L’escalade militaire observée au Moyen-Orient constitue un facteur d’incertitude supplémentaire dans un contexte international déjà marqué par de fortes tensions économiques et géopolitiques. Pour la Mauritanie, pays structurellement dépendant des importations pour plus de 70 % de ses besoins alimentaires, toute perturbation prolongée des marchés mondiaux de l’énergie et des denrées de base pourrait avoir des répercussions significatives.
Notre économie demeure exposée aux fluctuations des cours internationaux, notamment en matière de produits pétroliers raffinés et de céréales. Une hausse durable des prix du pétrole entraînerait mécaniquement une augmentation des coûts du transport, de la logistique et, par conséquent, des produits de première nécessité. Dans un contexte où une part importante des ménages consacre l’essentiel de ses revenus à l’alimentation, cette pression inflationniste pourrait peser sur le pouvoir d’achat et accentuer la vulnérabilité sociale.
Par ailleurs, la dépendance du pays vis-à-vis des importations céréalières et des intrants agricoles le rend particulièrement sensible à toute perturbation des routes commerciales internationales. Les tensions dans les zones stratégiques de transit maritime pourraient provoquer des retards d’approvisionnement et une hausse des coûts logistiques. Dans un environnement national déjà confronté aux défis de l’insécurité alimentaire et nutritionnelle, ces facteurs appellent à une vigilance accrue.
La Mauritanie fait également face à une pression humanitaire liée à l’accueil de réfugiés en provenance des zones d’instabilité du Sahel. Dans ce contexte, le Programme alimentaire mondial (PAM) et l’UNICEF, dont l’apport à la prise en charge des populations vulnérables demeure remarquable, voient aujourd’hui leur capacité de mobilisation des ressources affectée par le contexte international évoqué. La contraction de certains financements extérieurs et la réorientation des priorités des bailleurs pourraient limiter l’ampleur des interventions humanitaires et nutritionnelles, à un moment où les besoins restent élevés.
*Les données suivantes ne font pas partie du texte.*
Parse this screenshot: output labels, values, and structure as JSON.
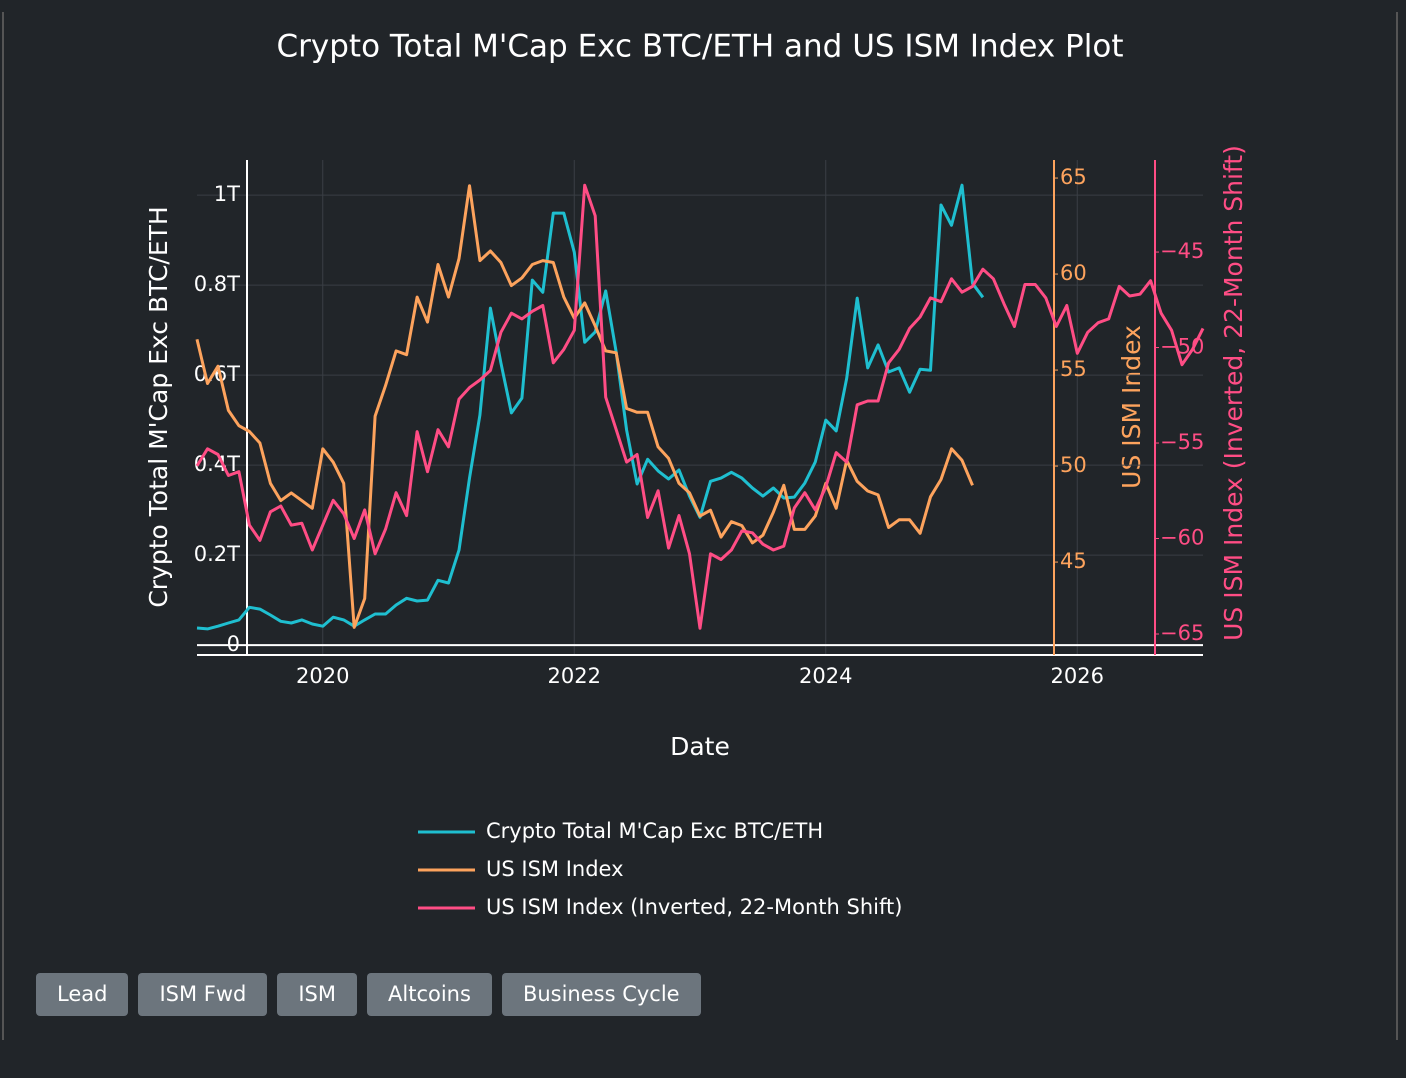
{
  "chart_data": {
    "type": "line",
    "title": "Crypto Total M'Cap Exc BTC/ETH and US ISM Index Plot",
    "xlabel": "Date",
    "ylabel": "Crypto Total M'Cap Exc BTC/ETH",
    "y2label": "US ISM Index",
    "y3label": "US ISM Index (Inverted, 22-Month Shift)",
    "grid": true,
    "x": [
      "2019-01",
      "2019-02",
      "2019-03",
      "2019-04",
      "2019-05",
      "2019-06",
      "2019-07",
      "2019-08",
      "2019-09",
      "2019-10",
      "2019-11",
      "2019-12",
      "2020-01",
      "2020-02",
      "2020-03",
      "2020-04",
      "2020-05",
      "2020-06",
      "2020-07",
      "2020-08",
      "2020-09",
      "2020-10",
      "2020-11",
      "2020-12",
      "2021-01",
      "2021-02",
      "2021-03",
      "2021-04",
      "2021-05",
      "2021-06",
      "2021-07",
      "2021-08",
      "2021-09",
      "2021-10",
      "2021-11",
      "2021-12",
      "2022-01",
      "2022-02",
      "2022-03",
      "2022-04",
      "2022-05",
      "2022-06",
      "2022-07",
      "2022-08",
      "2022-09",
      "2022-10",
      "2022-11",
      "2022-12",
      "2023-01",
      "2023-02",
      "2023-03",
      "2023-04",
      "2023-05",
      "2023-06",
      "2023-07",
      "2023-08",
      "2023-09",
      "2023-10",
      "2023-11",
      "2023-12",
      "2024-01",
      "2024-02",
      "2024-03",
      "2024-04",
      "2024-05",
      "2024-06",
      "2024-07",
      "2024-08",
      "2024-09",
      "2024-10",
      "2024-11",
      "2024-12",
      "2025-01",
      "2025-02",
      "2025-03",
      "2025-04",
      "2025-05",
      "2025-06",
      "2025-07",
      "2025-08",
      "2025-09",
      "2025-10",
      "2025-11",
      "2025-12",
      "2026-01",
      "2026-02",
      "2026-03",
      "2026-04",
      "2026-05",
      "2026-06",
      "2026-07",
      "2026-08",
      "2026-09",
      "2026-10",
      "2026-11",
      "2026-12",
      "2027-01"
    ],
    "xlim": [
      "2019-01",
      "2027-01"
    ],
    "xticks": [
      {
        "value": "2020-01",
        "label": "2020"
      },
      {
        "value": "2022-01",
        "label": "2022"
      },
      {
        "value": "2024-01",
        "label": "2024"
      },
      {
        "value": "2026-01",
        "label": "2026"
      }
    ],
    "ylim": [
      -22000000000.0,
      1078000000000.0
    ],
    "yticks": [
      0,
      {
        "value": 200000000000.0,
        "label": "0.2T"
      },
      {
        "value": 400000000000.0,
        "label": "0.4T"
      },
      {
        "value": 600000000000.0,
        "label": "0.6T"
      },
      {
        "value": 800000000000.0,
        "label": "0.8T"
      },
      {
        "value": 1000000000000.0,
        "label": "1T"
      }
    ],
    "y2lim": [
      40.16,
      65.94
    ],
    "y2ticks": [
      45,
      50,
      55,
      60,
      65
    ],
    "y3lim": [
      -66.1,
      -40.18
    ],
    "y3ticks": [
      {
        "value": -65,
        "label": "−65"
      },
      {
        "value": -60,
        "label": "−60"
      },
      {
        "value": -55,
        "label": "−55"
      },
      {
        "value": -50,
        "label": "−50"
      },
      {
        "value": -45,
        "label": "−45"
      }
    ],
    "series": [
      {
        "name": "Crypto Total M'Cap Exc BTC/ETH",
        "color": "#1fbfd0",
        "axis": "y",
        "values": [
          38000000000.0,
          36000000000.0,
          42000000000.0,
          49000000000.0,
          56000000000.0,
          84000000000.0,
          80000000000.0,
          67000000000.0,
          53000000000.0,
          49000000000.0,
          56000000000.0,
          47000000000.0,
          42000000000.0,
          62000000000.0,
          56000000000.0,
          42000000000.0,
          56000000000.0,
          69000000000.0,
          69000000000.0,
          89000000000.0,
          104000000000.0,
          98000000000.0,
          100000000000.0,
          144000000000.0,
          138000000000.0,
          211000000000.0,
          371000000000.0,
          511000000000.0,
          749000000000.0,
          627000000000.0,
          516000000000.0,
          549000000000.0,
          811000000000.0,
          784000000000.0,
          960000000000.0,
          960000000000.0,
          873000000000.0,
          673000000000.0,
          696000000000.0,
          787000000000.0,
          651000000000.0,
          478000000000.0,
          358000000000.0,
          413000000000.0,
          387000000000.0,
          369000000000.0,
          389000000000.0,
          331000000000.0,
          284000000000.0,
          364000000000.0,
          371000000000.0,
          384000000000.0,
          371000000000.0,
          349000000000.0,
          331000000000.0,
          349000000000.0,
          327000000000.0,
          329000000000.0,
          360000000000.0,
          407000000000.0,
          500000000000.0,
          476000000000.0,
          593000000000.0,
          771000000000.0,
          616000000000.0,
          667000000000.0,
          607000000000.0,
          616000000000.0,
          562000000000.0,
          613000000000.0,
          611000000000.0,
          978000000000.0,
          933000000000.0,
          1022000000000.0,
          804000000000.0,
          773000000000.0,
          null,
          null,
          null,
          null,
          null,
          null,
          null,
          null,
          null,
          null,
          null,
          null,
          null,
          null,
          null,
          null,
          null,
          null,
          null,
          null,
          null
        ]
      },
      {
        "name": "US ISM Index",
        "color": "#fda35d",
        "axis": "y2",
        "values": [
          56.6,
          54.3,
          55.2,
          52.9,
          52.1,
          51.8,
          51.2,
          49.1,
          48.2,
          48.6,
          48.2,
          47.8,
          50.9,
          50.2,
          49.1,
          41.6,
          43.1,
          52.6,
          54.2,
          56.0,
          55.8,
          58.8,
          57.5,
          60.5,
          58.8,
          60.8,
          64.6,
          60.7,
          61.2,
          60.6,
          59.4,
          59.8,
          60.5,
          60.7,
          60.6,
          58.8,
          57.7,
          58.5,
          57.3,
          56.0,
          55.9,
          53.0,
          52.8,
          52.8,
          51.0,
          50.4,
          49.1,
          48.6,
          47.4,
          47.7,
          46.3,
          47.1,
          46.9,
          46.0,
          46.4,
          47.6,
          49.0,
          46.7,
          46.7,
          47.4,
          49.1,
          47.8,
          50.3,
          49.2,
          48.7,
          48.5,
          46.8,
          47.2,
          47.2,
          46.5,
          48.4,
          49.3,
          50.9,
          50.3,
          49.0,
          null,
          null,
          null,
          null,
          null,
          null,
          null,
          null,
          null,
          null,
          null,
          null,
          null,
          null,
          null,
          null,
          null,
          null,
          null,
          null,
          null,
          null
        ]
      },
      {
        "name": "US ISM Index (Inverted, 22-Month Shift)",
        "color": "#ff4d85",
        "axis": "y3",
        "values": [
          -56.2,
          -55.3,
          -55.6,
          -56.7,
          -56.5,
          -59.3,
          -60.1,
          -58.6,
          -58.3,
          -59.3,
          -59.2,
          -60.6,
          -59.3,
          -58.0,
          -58.7,
          -60.0,
          -58.5,
          -60.8,
          -59.5,
          -57.6,
          -58.8,
          -54.4,
          -56.5,
          -54.3,
          -55.2,
          -52.7,
          -52.1,
          -51.7,
          -51.2,
          -49.2,
          -48.2,
          -48.5,
          -48.1,
          -47.8,
          -50.8,
          -50.1,
          -49.1,
          -41.5,
          -43.1,
          -52.6,
          -54.3,
          -56.0,
          -55.6,
          -58.9,
          -57.5,
          -60.5,
          -58.8,
          -60.8,
          -64.7,
          -60.8,
          -61.1,
          -60.6,
          -59.6,
          -59.7,
          -60.3,
          -60.6,
          -60.4,
          -58.4,
          -57.6,
          -58.5,
          -57.3,
          -55.5,
          -56.0,
          -53.0,
          -52.8,
          -52.8,
          -50.8,
          -50.1,
          -49.0,
          -48.4,
          -47.4,
          -47.6,
          -46.4,
          -47.1,
          -46.8,
          -45.9,
          -46.4,
          -47.7,
          -48.9,
          -46.7,
          -46.7,
          -47.4,
          -48.9,
          -47.8,
          -50.3,
          -49.2,
          -48.7,
          -48.5,
          -46.8,
          -47.3,
          -47.2,
          -46.5,
          -48.2,
          -49.1,
          -50.9,
          -50.1,
          -49.0
        ]
      }
    ]
  },
  "buttons": [
    "Lead",
    "ISM Fwd",
    "ISM",
    "Altcoins",
    "Business Cycle"
  ]
}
Sur le plan régional, toute recomposition des priorités stratégiques des grandes puissances pourrait avoir des effets indirects sur la stabilité du Sahel. Bien que la Mauritanie ait su préserver sa sécurité et renforcer ses institutions, elle demeure attentive aux évolutions de son environnement géopolitique immédiat.
Dans cette conjoncture internationale incertaine, une approche préventive apparaît essentielle. Le renforcement des mécanismes de veille économique et stratégique, la consolidation des stocks de sécurité alimentaire, l’accélération des politiques de développement agricole et de diversification productive, ainsi que la protection ciblée des ménages vulnérables constituent des leviers prioritaires.
La situation actuelle rappelle avec acuité l’importance de la souveraineté alimentaire et de la résilience économique. Réduire progressivement la dépendance extérieure, valoriser le potentiel agricole national, soutenir les filières locales et sécuriser les chaînes d’approvisionnement sont des orientations stratégiques qui s’inscrivent dans la durée.
Face à un environnement mondial instable, la capacité d’anticipation et d’adaptation demeure la meilleure garantie de stabilité, de cohésion sociale et de préservation des acquis nationaux.